No esperéis gran cosa del fin
del mundo.
STANISLAW LEC
Seguramente
esperábamos demasiado. Probablemente hemos vuelto a caer de cuatro patas en el
espejismo de la primacía de la política y en el trampantojo del Estado como
único motor y palanca de cualquier cambio posible. El cuatripartidismo resulta una
novedad vistosa, pero no deja de ser una mano de pintura que no basta para
adecentar un tinglado en estado ruinoso. Una simple variante vicaria del
bipartidismo; un final de ciclo que lleva implícito el recomienzo mecánico del
ciclo siguiente; otra vuelta de tuerca al viejo mecanismo del turno gobernante.
Un mecanismo, por
otra parte, aún no bien engrasado, de modo que entre diciembre y junio ha
padecido algunas disfunciones graves y finalmente se ha encallado.
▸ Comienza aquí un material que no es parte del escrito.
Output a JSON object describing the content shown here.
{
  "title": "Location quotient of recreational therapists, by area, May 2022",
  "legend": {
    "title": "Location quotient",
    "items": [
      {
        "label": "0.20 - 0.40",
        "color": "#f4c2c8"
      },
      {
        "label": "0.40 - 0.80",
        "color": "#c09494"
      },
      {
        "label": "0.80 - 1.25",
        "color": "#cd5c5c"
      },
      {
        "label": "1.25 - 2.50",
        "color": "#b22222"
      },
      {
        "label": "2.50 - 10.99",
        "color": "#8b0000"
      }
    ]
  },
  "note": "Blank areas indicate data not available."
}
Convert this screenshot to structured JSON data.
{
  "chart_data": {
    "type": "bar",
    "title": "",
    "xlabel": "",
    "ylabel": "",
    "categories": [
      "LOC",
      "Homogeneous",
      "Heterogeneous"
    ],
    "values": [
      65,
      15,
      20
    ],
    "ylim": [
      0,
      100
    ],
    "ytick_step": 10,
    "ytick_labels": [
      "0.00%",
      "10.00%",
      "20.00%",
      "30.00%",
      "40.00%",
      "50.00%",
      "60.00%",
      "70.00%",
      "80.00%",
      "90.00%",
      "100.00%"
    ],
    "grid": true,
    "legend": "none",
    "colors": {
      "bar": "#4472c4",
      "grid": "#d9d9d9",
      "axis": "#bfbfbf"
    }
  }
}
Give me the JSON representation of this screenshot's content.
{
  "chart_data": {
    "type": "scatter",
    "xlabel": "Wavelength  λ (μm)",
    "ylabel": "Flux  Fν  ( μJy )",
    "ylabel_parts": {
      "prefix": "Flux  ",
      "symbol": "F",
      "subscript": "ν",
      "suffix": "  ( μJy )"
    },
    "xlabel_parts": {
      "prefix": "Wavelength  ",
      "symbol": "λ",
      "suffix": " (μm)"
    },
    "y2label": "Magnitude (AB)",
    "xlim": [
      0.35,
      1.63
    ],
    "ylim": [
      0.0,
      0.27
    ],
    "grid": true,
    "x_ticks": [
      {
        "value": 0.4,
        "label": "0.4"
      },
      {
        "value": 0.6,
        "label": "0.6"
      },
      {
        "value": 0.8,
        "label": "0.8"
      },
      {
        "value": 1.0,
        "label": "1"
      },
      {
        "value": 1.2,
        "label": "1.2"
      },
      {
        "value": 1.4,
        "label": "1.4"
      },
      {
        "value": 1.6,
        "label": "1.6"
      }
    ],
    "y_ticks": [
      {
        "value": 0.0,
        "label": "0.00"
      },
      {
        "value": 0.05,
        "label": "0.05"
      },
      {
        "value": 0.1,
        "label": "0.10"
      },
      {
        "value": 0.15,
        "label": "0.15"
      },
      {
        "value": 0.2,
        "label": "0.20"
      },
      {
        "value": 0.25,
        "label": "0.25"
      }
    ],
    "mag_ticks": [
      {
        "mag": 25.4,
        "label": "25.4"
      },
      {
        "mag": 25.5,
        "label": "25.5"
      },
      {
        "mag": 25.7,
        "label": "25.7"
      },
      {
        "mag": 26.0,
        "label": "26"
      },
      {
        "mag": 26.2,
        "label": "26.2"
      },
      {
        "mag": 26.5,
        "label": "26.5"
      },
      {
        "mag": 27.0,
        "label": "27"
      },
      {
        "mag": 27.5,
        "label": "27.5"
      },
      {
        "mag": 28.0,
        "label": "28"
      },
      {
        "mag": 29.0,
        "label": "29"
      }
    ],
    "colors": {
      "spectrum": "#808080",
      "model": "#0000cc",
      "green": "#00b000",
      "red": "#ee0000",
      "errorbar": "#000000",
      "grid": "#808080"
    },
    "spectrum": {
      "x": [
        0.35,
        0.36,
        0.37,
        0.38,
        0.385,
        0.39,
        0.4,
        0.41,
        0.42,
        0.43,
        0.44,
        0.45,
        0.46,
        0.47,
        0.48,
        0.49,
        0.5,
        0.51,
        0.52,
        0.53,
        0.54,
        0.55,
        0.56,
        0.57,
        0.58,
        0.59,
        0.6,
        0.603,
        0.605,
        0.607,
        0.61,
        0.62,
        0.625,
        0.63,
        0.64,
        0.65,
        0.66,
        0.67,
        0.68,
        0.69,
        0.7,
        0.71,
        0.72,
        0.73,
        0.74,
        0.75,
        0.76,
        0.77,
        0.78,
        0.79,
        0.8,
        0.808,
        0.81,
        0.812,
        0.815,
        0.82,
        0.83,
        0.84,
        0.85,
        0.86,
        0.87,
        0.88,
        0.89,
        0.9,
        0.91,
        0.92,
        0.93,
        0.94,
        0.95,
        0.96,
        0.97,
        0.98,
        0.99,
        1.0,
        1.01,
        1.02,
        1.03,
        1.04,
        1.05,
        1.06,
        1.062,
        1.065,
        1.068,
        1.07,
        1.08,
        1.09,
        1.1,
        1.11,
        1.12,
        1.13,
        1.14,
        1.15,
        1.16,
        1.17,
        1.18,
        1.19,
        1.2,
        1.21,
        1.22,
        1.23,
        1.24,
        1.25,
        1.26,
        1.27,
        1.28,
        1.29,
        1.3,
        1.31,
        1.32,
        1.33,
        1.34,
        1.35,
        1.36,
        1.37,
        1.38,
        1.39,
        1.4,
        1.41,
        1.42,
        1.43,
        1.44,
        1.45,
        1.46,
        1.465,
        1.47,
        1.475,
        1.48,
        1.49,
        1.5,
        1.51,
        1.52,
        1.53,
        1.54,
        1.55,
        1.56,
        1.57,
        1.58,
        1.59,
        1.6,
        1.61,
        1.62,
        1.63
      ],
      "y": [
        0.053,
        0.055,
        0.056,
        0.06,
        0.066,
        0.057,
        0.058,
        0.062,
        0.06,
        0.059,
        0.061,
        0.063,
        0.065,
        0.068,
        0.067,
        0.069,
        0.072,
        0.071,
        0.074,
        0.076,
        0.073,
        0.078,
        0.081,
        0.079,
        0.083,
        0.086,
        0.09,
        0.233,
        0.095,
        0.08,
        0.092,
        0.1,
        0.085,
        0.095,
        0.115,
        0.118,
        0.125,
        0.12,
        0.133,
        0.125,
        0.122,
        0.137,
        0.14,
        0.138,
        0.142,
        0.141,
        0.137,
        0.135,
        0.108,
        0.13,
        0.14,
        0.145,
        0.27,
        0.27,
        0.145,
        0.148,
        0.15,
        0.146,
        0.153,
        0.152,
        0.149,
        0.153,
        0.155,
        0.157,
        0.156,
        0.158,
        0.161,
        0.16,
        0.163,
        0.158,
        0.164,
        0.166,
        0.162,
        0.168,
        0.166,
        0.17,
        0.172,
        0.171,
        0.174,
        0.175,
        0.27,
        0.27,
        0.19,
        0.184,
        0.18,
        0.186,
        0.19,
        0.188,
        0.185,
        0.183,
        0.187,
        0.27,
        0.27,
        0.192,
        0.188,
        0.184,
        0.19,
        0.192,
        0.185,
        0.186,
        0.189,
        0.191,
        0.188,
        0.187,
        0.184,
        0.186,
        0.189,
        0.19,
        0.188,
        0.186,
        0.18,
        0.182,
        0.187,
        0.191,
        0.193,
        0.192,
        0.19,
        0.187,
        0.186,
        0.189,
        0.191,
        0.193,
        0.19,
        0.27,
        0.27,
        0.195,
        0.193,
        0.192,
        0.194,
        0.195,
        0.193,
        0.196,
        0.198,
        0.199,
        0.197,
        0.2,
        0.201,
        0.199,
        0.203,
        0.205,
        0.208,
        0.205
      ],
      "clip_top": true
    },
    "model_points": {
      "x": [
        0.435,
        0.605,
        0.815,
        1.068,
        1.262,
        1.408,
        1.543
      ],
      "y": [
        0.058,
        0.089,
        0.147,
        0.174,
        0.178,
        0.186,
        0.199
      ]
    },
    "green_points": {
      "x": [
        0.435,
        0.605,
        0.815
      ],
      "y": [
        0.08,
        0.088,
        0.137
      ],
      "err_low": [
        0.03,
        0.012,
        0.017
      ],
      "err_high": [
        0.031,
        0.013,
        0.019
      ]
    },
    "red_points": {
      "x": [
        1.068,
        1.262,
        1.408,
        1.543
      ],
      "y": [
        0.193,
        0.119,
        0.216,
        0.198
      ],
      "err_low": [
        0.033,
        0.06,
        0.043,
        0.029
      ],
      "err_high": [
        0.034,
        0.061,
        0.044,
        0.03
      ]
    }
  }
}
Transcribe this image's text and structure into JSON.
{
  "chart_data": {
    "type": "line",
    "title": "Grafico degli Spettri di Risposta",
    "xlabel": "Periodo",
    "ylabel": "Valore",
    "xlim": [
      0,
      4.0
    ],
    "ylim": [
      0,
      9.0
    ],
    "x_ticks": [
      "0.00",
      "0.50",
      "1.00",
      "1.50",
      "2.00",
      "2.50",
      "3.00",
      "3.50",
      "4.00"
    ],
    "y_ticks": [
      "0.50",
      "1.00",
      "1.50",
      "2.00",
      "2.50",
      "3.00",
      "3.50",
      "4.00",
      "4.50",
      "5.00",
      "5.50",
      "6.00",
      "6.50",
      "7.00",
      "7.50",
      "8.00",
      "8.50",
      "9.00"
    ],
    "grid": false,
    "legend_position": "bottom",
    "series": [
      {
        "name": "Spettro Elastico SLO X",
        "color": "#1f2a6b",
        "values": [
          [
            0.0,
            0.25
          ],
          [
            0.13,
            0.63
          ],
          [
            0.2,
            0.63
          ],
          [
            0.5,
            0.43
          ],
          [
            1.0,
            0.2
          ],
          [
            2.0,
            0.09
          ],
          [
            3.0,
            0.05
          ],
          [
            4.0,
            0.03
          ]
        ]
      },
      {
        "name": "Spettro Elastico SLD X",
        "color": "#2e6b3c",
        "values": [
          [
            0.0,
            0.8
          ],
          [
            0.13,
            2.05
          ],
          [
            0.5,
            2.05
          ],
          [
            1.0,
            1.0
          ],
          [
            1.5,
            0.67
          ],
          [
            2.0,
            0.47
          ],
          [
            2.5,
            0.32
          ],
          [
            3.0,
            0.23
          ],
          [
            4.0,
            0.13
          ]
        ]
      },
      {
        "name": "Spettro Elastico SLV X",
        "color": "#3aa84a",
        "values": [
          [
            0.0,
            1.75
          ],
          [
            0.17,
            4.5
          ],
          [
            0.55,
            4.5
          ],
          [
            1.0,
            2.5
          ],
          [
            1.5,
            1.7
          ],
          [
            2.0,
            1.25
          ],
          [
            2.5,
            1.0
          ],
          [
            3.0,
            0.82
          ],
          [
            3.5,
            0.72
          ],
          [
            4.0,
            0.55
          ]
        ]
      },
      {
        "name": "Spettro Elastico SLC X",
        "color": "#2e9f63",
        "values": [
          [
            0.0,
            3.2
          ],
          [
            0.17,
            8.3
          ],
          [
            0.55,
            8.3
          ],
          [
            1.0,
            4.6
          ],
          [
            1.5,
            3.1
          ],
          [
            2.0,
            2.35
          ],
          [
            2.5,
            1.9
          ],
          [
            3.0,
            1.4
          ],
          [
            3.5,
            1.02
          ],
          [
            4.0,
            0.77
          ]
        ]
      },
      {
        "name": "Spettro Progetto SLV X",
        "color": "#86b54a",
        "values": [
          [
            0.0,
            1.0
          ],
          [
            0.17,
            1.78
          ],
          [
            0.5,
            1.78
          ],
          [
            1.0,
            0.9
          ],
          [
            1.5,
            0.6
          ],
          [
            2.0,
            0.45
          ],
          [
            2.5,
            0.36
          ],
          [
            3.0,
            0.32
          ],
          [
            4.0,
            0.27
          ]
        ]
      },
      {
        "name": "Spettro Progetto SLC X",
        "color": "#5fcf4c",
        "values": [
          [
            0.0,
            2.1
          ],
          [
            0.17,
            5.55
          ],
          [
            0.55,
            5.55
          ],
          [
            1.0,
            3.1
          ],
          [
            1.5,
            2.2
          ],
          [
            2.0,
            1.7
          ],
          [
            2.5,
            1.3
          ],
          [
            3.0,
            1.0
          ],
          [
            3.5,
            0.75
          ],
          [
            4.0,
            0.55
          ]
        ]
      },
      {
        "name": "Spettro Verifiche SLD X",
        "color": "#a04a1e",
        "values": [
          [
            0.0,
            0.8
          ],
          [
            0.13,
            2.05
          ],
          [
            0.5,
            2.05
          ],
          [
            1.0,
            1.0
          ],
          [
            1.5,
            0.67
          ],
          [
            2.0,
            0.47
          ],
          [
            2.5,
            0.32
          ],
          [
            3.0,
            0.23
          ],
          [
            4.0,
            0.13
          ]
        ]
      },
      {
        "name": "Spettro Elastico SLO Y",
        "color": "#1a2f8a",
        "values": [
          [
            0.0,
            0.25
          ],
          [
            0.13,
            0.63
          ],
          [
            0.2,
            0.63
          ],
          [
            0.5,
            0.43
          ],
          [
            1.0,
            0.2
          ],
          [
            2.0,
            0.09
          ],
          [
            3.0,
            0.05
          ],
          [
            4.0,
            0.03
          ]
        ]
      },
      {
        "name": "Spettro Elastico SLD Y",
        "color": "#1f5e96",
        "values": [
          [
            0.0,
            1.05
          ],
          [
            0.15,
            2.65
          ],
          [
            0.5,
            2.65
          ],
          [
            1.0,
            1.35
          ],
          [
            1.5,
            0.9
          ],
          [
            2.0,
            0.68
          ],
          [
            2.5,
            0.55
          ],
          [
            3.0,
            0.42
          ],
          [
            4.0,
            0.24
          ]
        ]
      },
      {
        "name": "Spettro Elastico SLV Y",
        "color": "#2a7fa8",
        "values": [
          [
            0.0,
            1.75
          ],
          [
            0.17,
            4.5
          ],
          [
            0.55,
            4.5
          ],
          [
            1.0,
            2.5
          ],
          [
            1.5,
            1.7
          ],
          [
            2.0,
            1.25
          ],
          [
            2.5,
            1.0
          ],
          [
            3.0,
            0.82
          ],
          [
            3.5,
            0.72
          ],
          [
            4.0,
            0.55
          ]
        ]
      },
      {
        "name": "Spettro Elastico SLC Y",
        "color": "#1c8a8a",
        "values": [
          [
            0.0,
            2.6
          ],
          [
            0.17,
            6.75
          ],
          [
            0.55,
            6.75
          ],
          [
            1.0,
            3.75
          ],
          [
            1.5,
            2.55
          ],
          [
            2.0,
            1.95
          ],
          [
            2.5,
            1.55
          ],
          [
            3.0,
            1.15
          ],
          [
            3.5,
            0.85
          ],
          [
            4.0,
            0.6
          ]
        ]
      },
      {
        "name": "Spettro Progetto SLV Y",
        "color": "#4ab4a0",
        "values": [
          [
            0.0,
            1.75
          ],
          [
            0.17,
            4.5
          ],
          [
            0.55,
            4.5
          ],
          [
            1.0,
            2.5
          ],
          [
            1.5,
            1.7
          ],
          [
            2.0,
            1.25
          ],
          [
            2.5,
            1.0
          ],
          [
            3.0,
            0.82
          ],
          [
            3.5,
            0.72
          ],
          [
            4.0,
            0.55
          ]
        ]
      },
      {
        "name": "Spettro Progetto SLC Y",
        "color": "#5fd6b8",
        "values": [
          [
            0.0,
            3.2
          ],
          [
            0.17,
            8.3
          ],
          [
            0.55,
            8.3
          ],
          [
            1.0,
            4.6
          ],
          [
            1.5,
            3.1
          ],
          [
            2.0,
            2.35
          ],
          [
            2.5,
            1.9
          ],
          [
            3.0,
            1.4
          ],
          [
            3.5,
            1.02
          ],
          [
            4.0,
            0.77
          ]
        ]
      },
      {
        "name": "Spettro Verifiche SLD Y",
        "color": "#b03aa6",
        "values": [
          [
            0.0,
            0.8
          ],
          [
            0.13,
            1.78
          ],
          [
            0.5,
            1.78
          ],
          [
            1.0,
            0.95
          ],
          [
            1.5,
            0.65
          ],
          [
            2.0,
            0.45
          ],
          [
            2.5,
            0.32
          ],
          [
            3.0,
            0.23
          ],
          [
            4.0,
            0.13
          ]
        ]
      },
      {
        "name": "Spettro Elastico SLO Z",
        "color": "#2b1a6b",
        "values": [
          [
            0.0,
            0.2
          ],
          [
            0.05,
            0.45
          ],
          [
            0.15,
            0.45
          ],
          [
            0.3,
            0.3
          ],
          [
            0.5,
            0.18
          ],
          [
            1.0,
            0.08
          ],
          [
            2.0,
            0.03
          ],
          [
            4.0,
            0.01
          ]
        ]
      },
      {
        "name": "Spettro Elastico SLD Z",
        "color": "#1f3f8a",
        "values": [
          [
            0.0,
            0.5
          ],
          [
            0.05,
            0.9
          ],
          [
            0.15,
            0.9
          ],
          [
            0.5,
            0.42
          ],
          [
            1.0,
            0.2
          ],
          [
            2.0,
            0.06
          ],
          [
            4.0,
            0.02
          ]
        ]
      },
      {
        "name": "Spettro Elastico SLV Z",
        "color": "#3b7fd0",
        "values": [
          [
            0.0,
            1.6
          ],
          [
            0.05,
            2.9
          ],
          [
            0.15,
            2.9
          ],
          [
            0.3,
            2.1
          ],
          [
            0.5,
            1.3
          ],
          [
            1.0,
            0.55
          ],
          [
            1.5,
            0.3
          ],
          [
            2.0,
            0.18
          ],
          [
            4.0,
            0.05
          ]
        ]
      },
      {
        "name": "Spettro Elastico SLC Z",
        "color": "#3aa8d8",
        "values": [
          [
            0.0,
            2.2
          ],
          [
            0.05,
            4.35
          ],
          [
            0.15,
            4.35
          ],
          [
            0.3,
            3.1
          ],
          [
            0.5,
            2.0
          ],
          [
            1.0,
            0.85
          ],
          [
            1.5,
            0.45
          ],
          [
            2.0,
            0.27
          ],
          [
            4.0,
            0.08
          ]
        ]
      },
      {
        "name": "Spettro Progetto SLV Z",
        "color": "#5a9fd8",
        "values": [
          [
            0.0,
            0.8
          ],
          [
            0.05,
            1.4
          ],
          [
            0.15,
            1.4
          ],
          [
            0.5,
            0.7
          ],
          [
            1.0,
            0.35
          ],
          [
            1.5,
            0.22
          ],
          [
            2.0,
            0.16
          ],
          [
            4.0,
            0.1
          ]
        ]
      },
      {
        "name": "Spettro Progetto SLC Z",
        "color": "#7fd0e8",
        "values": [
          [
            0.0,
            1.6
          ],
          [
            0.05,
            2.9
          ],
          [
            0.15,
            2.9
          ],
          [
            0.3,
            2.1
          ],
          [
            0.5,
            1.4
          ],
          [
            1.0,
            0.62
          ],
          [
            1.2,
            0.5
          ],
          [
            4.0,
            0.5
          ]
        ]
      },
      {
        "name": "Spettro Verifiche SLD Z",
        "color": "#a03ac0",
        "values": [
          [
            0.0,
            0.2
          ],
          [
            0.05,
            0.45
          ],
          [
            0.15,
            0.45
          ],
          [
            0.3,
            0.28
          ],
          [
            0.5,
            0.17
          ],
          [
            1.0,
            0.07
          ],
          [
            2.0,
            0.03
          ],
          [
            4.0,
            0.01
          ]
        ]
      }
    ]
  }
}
Podemos dedicar
– desde la izquierda – nuestros desvelos a desencallarlo mediante un mejor
engrase, o podemos apuntar a otra perspectiva diferente.
Una cita tomada del
libro de Guy Standing sobre el precariado (pág. 135): No revolución ni reforma,
sino transformación en el sentido de
la “gran transformación” propuesta por Karl Polanyi, como «contramovimiento
para volver a arraigar el sistema económico en la sociedad, con nuevos
mecanismos de regulación, protección social y redistribución.» Más autogestión
social y menos Estado, en una palabra. Menos dependencia del Estado. Menos
fetichismo del Estado, en un momento en el que la sociedad se siente a la vez
enajenada del Estado e inseparable de él. Otra cita, esta de Isaac Deutscher en
sus conferencias sobre las raíces de la burocracia: «El Estado es la carga que
oprime a la sociedad, y también es su ángel protector, sin el cual la sociedad
no puede vivir.» ¿No? ¿O sí se puede?
El cambio real deberá
llegar de una sociedad más consciente de sí misma y de su fuerza, con una
capacidad mayor de autonomía. De una sociedad, para decirlo con un término de
moda, “empoderada” frente al Leviatán estatal. Pero seguimos poniendo el carro
delante de los bueyes, buscando con afán las combinaciones numéricas que en el
mismo Parlamento de toda la vida podrían proporcionarnos los medios para, desde
el Estado (la vieja solución, el viejo falso atajo hacia la emancipación),
empezar a cambiar una sociedad indignada, pero con una indignación que nace del
desamparo y no de la autoestima; una sociedad propicia a agachar la cabeza
cuando se acumulan en el horizonte los nubarrones de tormenta.